November gives way to the last month of the year with the cut in the profitability of most sovereign bonds in the secondary market. The US debt reflects the smallest of the falls, but this is explained by the presidential elections this month that ended with the Donald Trump’s Republican victory and with investors’ projection that there will be a few months with more inflation than expected before the start of the last quarter of the year. Thus, the ten-year US bond offers a profitability of 4.26% at the end of November (with hardly any activity due to the Thanksgiving holiday at the weekly closing) with which it erases the effect caused by learning the name of the new president of the United States of America.
The US sovereign debt securities This month they achieved returns of almost 4.5%, understanding that the new Republican policies will bring with them a rebound in inflation within and outside the US borders. However, the market has already digested much of the new context in which they will arrive more interest rate cuts by the United States Federal Reserve, although in 2025 they will be less than expected by investors during the election campaign.
As an example, the recent increase in consumer spending in the US, which will bring more pressure to prices, it barely had an impact on the fixed income market. “L“Investors are more aware of what is happening in the US, in relation to the new presidency of Donald Trump and its macroeconomic effects on growth, than to the price data, which are assumed to be essentially linked,” commented Pedro del Pozo, director of Mutual financial investments.
The photograph at the monthly close in the European fixed income market is different. European debt securities were dragged down by the anticipated electoral advance in Germany and by the elections themselves in the United States. However, investors’ risk aversion is greater in the US market. Compared to the 12 basis points that the US bond cuts in November, the German bond gives way 25 basis points in the same period to 2.15% of profitability.
For its part, Spanish debt maturing in a decade is moving away from the 3% yield. These titles fell almost 25 basis points while Italian securities fell 20 basis points to register a return of 3.38%.

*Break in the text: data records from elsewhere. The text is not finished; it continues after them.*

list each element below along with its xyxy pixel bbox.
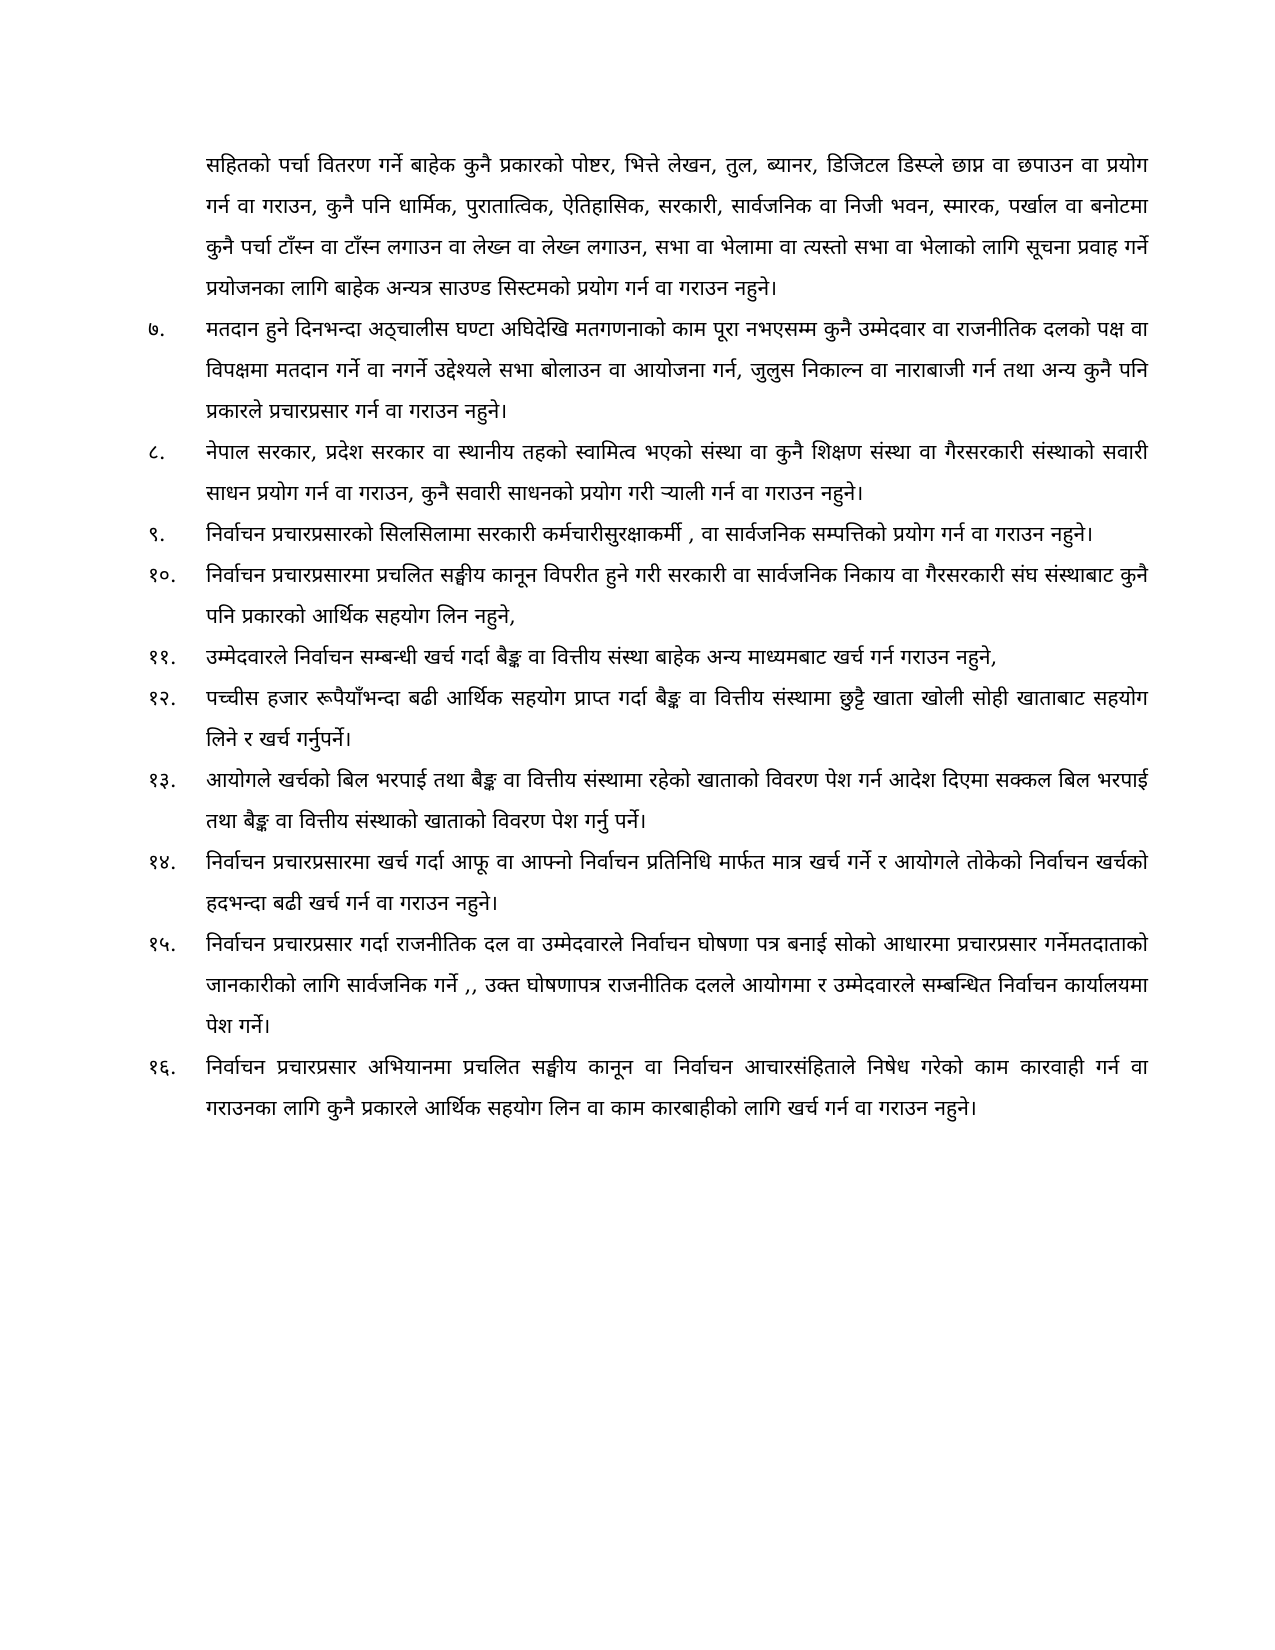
document-body (148, 145, 1148, 1129)
list-item-text: निर्वाचन प्रचारप्रसारको सिलसिलामा सरकारी कर्मचारीसुरक्षाकर्मी , वा सार्वजनिक सम्पत्तिको प्रयोग गर्न वा गराउन नहुने। (206, 522, 1094, 546)
list-item-text: मतदान हुने दिनभन्दा अठ्चालीस घण्टा अघिदेखि मतगणनाको काम पूरा नभएसम्म कुनै उम्मेदवार वा राजनीतिक दलको पक्ष वा विपक्षमा मतदान गर्ने वा नगर्ने उद्देश्यले सभा बोलाउन वा आयोजना गर्न, जुलुस निकाल्न वा नाराबाजी गर्न तथा अन्य कुनै पनि प्रकारले प्रचारप्रसार गर्न वा गराउन नहुने। (206, 317, 1148, 423)
list-item-text: नेपाल सरकार, प्रदेश सरकार वा स्थानीय तहको स्वामित्व भएको संस्था वा कुनै शिक्षण संस्था वा गैरसरकारी संस्थाको सवारी साधन प्रयोग गर्न वा गराउन, कुनै सवारी साधनको प्रयोग गरी ऱ्याली गर्न वा गराउन नहुने। (206, 440, 1148, 505)
list-item-number: १६. (148, 1055, 177, 1079)
list-item-text: आयोगले खर्चको बिल भरपाई तथा बैङ्क वा वित्तीय संस्थामा रहेको खाताको विवरण पेश गर्न आदेश दिएमा सक्कल बिल भरपाई तथा बैङ्क वा वित्तीय संस्थाको खाताको विवरण पेश गर्नु पर्ने। (206, 768, 1148, 833)
list-item-8 (148, 432, 1148, 514)
list-item-text: सहितको पर्चा वितरण गर्ने बाहेक कुनै प्रकारको पोष्टर, भित्ते लेखन, तुल, ब्यानर, डिजिटल डिस्प्ले छाप्न वा छपाउन वा प्रयोग गर्न वा गराउन, कुनै पनि धार्मिक, पुरातात्विक, ऐतिहासिक, सरकारी, सार्वजनिक वा निजी भवन, स्मारक, पर्खाल वा बनोटमा कुनै पर्चा टाँस्न वा टाँस्न लगाउन वा लेख्न वा लेख्न लगाउन, सभा वा भेलामा वा त्यस्तो सभा वा भेलाको लागि सूचना प्रवाह गर्ने प्रयोजनका लागि बाहेक अन्यत्र साउण्ड सिस्टमको प्रयोग गर्न वा गराउन नहुने। (206, 153, 1148, 300)
list-item-number: ९. (148, 522, 166, 546)
list-item-text: निर्वाचन प्रचारप्रसार गर्दा राजनीतिक दल वा उम्मेदवारले निर्वाचन घोषणा पत्र बनाई सोको आधारमा प्रचारप्रसार गर्नेमतदाताको जानकारीको लागि सार्वजनिक गर्ने ,, उक्त घोषणापत्र राजनीतिक दलले आयोगमा र उम्मेदवारले सम्बन्धित निर्वाचन कार्यालयमा पेश गर्ने। (206, 932, 1148, 1038)
list-item-15 (148, 924, 1148, 1047)
list-item-14 (148, 842, 1148, 924)
list-item-12 (148, 678, 1148, 760)
list-item-number: ८. (148, 440, 166, 464)
list-item-10 (148, 555, 1148, 637)
list-item-number: १२. (148, 686, 177, 710)
list-item-number: ७. (148, 317, 166, 341)
list-item-text: निर्वाचन प्रचारप्रसार अभियानमा प्रचलित सङ्घीय कानून वा निर्वाचन आचारसंहिताले निषेध गरेको काम कारवाही गर्न वा गराउनका लागि कुनै प्रकारले आर्थिक सहयोग लिन वा काम कारबाहीको लागि खर्च गर्न वा गराउन नहुने। (206, 1055, 1148, 1120)
list-item-13 (148, 760, 1148, 842)
list-item-11 (148, 637, 1148, 678)
list-item-text: निर्वाचन प्रचारप्रसारमा प्रचलित सङ्घीय कानून विपरीत हुने गरी सरकारी वा सार्वजनिक निकाय वा गैरसरकारी संघ संस्थाबाट कुनै पनि प्रकारको आर्थिक सहयोग लिन नहुने, (206, 563, 1148, 628)
list-item-text: निर्वाचन प्रचारप्रसारमा खर्च गर्दा आफू वा आफ्नो निर्वाचन प्रतिनिधि मार्फत मात्र खर्च गर्ने र आयोगले तोकेको निर्वाचन खर्चको हदभन्दा बढी खर्च गर्न वा गराउन नहुने। (206, 850, 1148, 915)
list-item-number: १४. (148, 850, 177, 874)
list-item-number: १५. (148, 932, 177, 956)
list-item-9 (148, 514, 1148, 555)
list-item-text: उम्मेदवारले निर्वाचन सम्बन्धी खर्च गर्दा बैङ्क वा वित्तीय संस्था बाहेक अन्य माध्यमबाट खर्च गर्न गराउन नहुने, (206, 645, 998, 669)
list-item-7 (148, 309, 1148, 432)
list-item-number: ११. (148, 645, 177, 669)
list-item-16 (148, 1047, 1148, 1129)
list-item-text: पच्चीस हजार रूपैयाँभन्दा बढी आर्थिक सहयोग प्राप्त गर्दा बैङ्क वा वित्तीय संस्थामा छुट्टै खाता खोली सोही खाताबाट सहयोग लिने र खर्च गर्नुपर्ने। (206, 686, 1148, 751)
list-item-number: १०. (148, 563, 177, 587)
list-item-continuation (148, 145, 1148, 309)
list-item-number: १३. (148, 768, 177, 792)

In this context of high volatility, several investment firms point out the attractiveness of the fixed income market. Firms like Diaphanum consider that there are good conditions to make trading in the current context due to the change in the price of bonds that are taking place and that will arrive in 2025, with the drop in interest rates that is expected on both sides of the Atlantic and increases in the case of Japan. “The fixed income yields are relatively high compared to recent years, offering an attractive entry point into this asset class. Therefore, we expect positive total returns, driven by the tailwind of lower rates and lower yields, commented the head of fixed income in Abu Dhabi, Jonathan Mondillo.
Le Pen triggers the risk premium in France
If ten-year European bonds cut their yield by more than 25 points in the month of November, French bonds cut the same at a slower rate. The motion of censure with which Le Pen could overthrow the French government maintains tension over sovereign debt. Ten-year securities stand at 2.99% which means being 15 basis points below the value shown in the secondary market at the beginning of the year.

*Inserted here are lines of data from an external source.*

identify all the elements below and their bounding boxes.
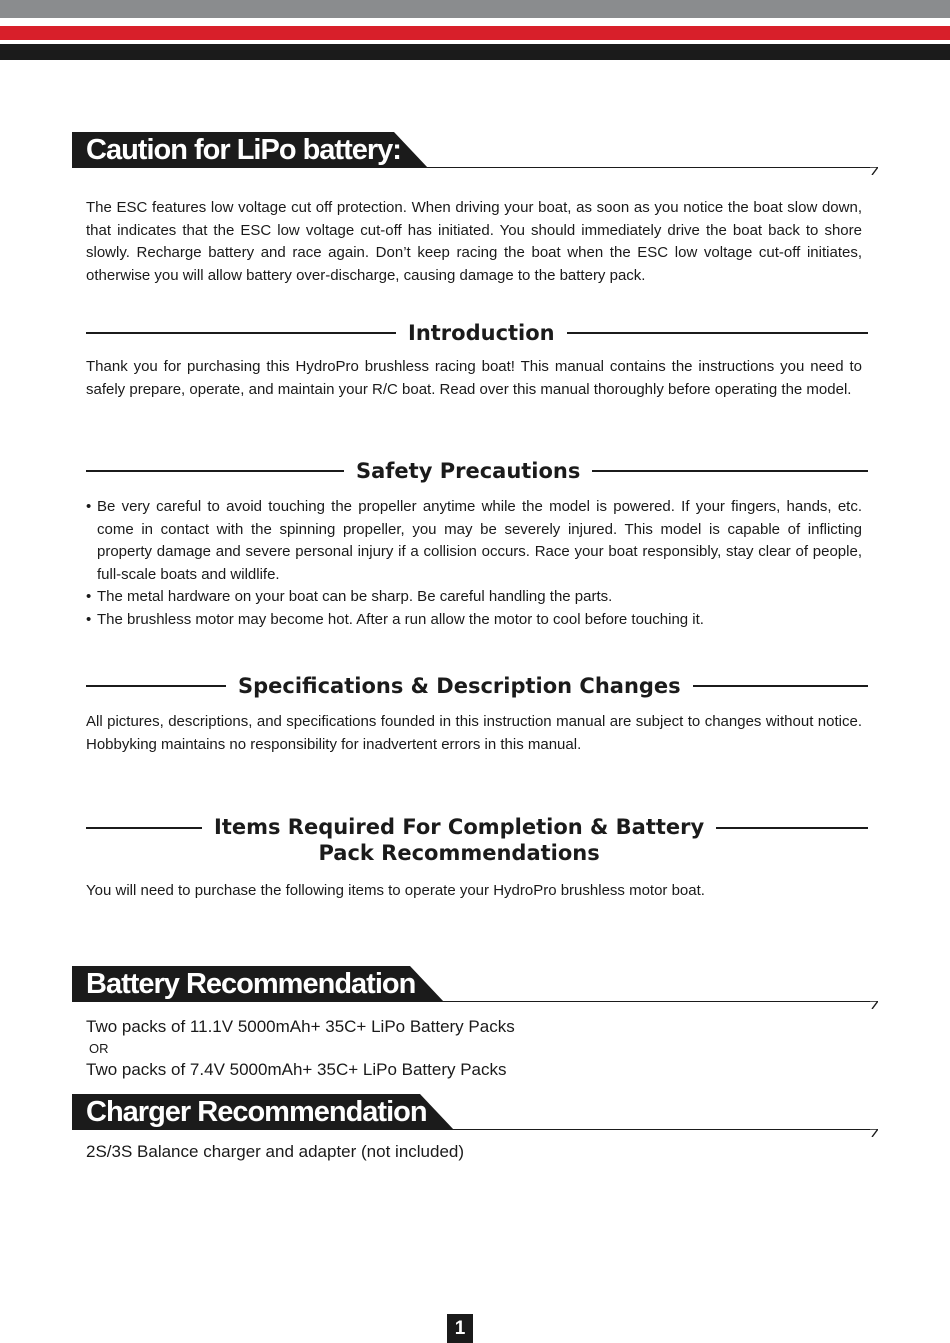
safety-item: • Be very careful to avoid touching the propeller anytime while the model is powered. If your fingers, hands, etc. come in contact with the spinning propeller, you may be severely injured. This model is capable of inflicting property damage and severe personal injury if a collision occurs. Race your boat responsibly, stay clear of people, full-scale boats and wildlife. [86, 496, 862, 586]
caution-banner-title: Caution for LiPo battery: [86, 134, 401, 166]
page-number: 1 [447, 1314, 473, 1343]
battery-banner-title: Battery Recommendation [86, 968, 416, 1000]
header-stripe-grey [0, 0, 950, 18]
header-stripe-red [0, 26, 950, 40]
safety-heading [86, 459, 868, 483]
header-stripe-black [0, 44, 950, 60]
banner-hook-icon [866, 1001, 878, 1009]
specs-heading [86, 674, 868, 698]
items-required-title-line2: Pack Recommendations [318, 841, 600, 865]
charger-banner-title: Charger Recommendation [86, 1096, 427, 1128]
charger-text: 2S/3S Balance charger and adapter (not included) [86, 1142, 465, 1161]
introduction-title: Introduction [408, 321, 555, 345]
items-required-heading [86, 814, 868, 866]
caution-text: The ESC features low voltage cut off protection. When driving your boat, as soon as you notice the boat slow down, that indicates that the ESC low voltage cut-off has initiated. You should immediately drive the boat back to shore slowly. Recharge battery and race again. Don’t keep racing the boat when the ESC low voltage cut-off initiates, otherwise you will allow battery over-discharge, causing damage to the battery pack. [86, 199, 862, 284]
safety-item: • The metal hardware on your boat can be sharp. Be careful handling the parts. [86, 586, 862, 609]
caution-banner [72, 132, 880, 168]
introduction-text: Thank you for purchasing this HydroPro brushless racing boat! This manual contains the instructions you need to safely prepare, operate, and maintain your R/C boat. Read over this manual thoroughly before operating the model. [86, 358, 862, 398]
banner-hook-icon [866, 167, 878, 175]
specs-title: Specifications & Description Changes [238, 674, 681, 698]
banner-hook-icon [866, 1129, 878, 1137]
charger-banner [72, 1094, 880, 1130]
safety-item: • The brushless motor may become hot. After a run allow the motor to cool before touching it. [86, 609, 862, 632]
safety-title: Safety Precautions [356, 459, 581, 483]
battery-or: OR [89, 1041, 109, 1056]
battery-option-1: Two packs of 11.1V 5000mAh+ 35C+ LiPo Battery Packs [86, 1017, 515, 1036]
items-required-text: You will need to purchase the following items to operate your HydroPro brushless motor boat. [86, 882, 705, 899]
specs-text: All pictures, descriptions, and specifications founded in this instruction manual are subject to changes without notice. Hobbyking maintains no responsibility for inadvertent errors in this manual. [86, 713, 862, 753]
battery-banner [72, 966, 880, 1002]
items-required-title-line1: Items Required For Completion & Battery [214, 815, 705, 839]
introduction-heading [86, 321, 868, 345]
safety-list [86, 496, 862, 631]
battery-option-2: Two packs of 7.4V 5000mAh+ 35C+ LiPo Battery Packs [86, 1060, 507, 1079]
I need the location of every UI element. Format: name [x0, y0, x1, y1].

The difference with the rest of Europe can also be seen in the risk premium. The more than 85 basis points of separation between the German and French bonds placed this premium at the highest level since 2012, with the euro zone crisis that shook the pillars of the European Union. The political uncertainty in France is compounded by derives from the national deficit that the market views with concern. And the French bond has increased its risk aversion by more than 40 points since the start of the year, while the German bond has increased its risk aversion by more than 10 basis points and the Spanish bond has even cut it by 10 basis points. For the first time in history, the yield of the French sovereign bond is higher than that of the Greek bond. That is, it costs Greece less to borrow money from the market than it does France.